Depois de passar por Macaé, a segunda parada da comitiva da OABRJ e da Caarj foi Rio das Ostras. Nesta sexta-feira, dia 30, o presidente da OABRJ, Luciano Bandeira, está percorrendo pontos de atendimento na Região dos Lagos para ampliar a estrutura de suporte ao trabalho da advocacia nesses locais. 

Recepcionado pela presidente da OAB/Rio das Ostras, Michelle Mansur, Luciano inaugurou a ampliação da central de peticionamento da sala que a Ordem mantém no fórum local. A bancada de trabalho foi ampliada para que mais baias fossem instaladas, permitindo que o número de máquinas disponíveis para os colegas fosse duplicado (passou de dois para quatro), enquanto se observa o distanciamento social. Restou ainda espaço para a instalação de mais equipamentos no futuro. 

A ocasião reuniu os ex-presidentes da subseção Norma Ferreira, Samuel Mendes (que hoje coordena as subseções da Região dos Lagos no Departamento de Apoio às Subseções da OABRJ) e Alan Araújo. 

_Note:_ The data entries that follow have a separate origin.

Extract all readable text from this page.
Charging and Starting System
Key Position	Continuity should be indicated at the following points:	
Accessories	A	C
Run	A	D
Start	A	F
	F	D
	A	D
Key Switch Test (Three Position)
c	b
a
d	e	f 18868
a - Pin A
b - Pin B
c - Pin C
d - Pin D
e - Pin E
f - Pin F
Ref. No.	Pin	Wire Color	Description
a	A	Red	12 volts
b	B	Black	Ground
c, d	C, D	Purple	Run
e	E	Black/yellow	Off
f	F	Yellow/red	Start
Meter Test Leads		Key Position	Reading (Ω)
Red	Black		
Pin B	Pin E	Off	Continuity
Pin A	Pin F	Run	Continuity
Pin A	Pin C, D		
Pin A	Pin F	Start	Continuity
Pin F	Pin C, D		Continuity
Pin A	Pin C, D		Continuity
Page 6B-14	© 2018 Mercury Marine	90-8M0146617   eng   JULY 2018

Acompanharam Luciano a vice-presidente da OABRJ, Ana Teresa Basílio; o secretário-geral da Seccional, Álvaro Quintão; o tesoureiro, Marcello Oliveira; e o secretário-adjunto e diretor do Departamento de Apoio às Subseções, Fábio Nogueira; o assessor-executivo da Presidência da Seccional, Carlos André Pedrazzi, e a presidente da OAB Jovem da Seccional e do Conselho Federal, Amanda Magalhães.

A Caarj esteve representada pelo presidente, Ricardo Menezes; a vice, Marisa Gaudio; o secretário-geral, Mauro Pereira dos Santos; o tesoureiro, Frederico Mendes; e o procurador Romualdo Mendes de Freitas Filho.

O presidente da Subseção de Cabo Frio, Kelven Lima, o ex-presidente da OAB/Bangu Ronaldo Barros, e o presidente do Sindicato dos Advogados do Estado, Claudio Goulart, também prestigiaram a visita. 

Michelle exaltou o comprometimento da Seccional com o bem-estar da advocacia e o incremento estrutural dos pontos de atendimento da Ordem sobretudo neste momento grave de pandemia.

Luciano voltou a frisar que o foco é a entrega para a advocacia de melhorias concretas que garantam a sobrevivência profissional dos colegas. 

“A advocacia precisa da estrutura telepresencial para poder exercer a profissão neste momento em que os tribunais estão operando de forma híbrida. Com o maior número de baias, conseguimos instalar mais equipamentos e manter o distanciamento social. Assim que possível, cada uma será ocupada por um computador”, disse. 

“Estamos ao lado da advocacia superando este que é o maior desafio do século, de cabeça erguida, honrando os pilares da gestão: estrutura, serviço e prerrogativas”.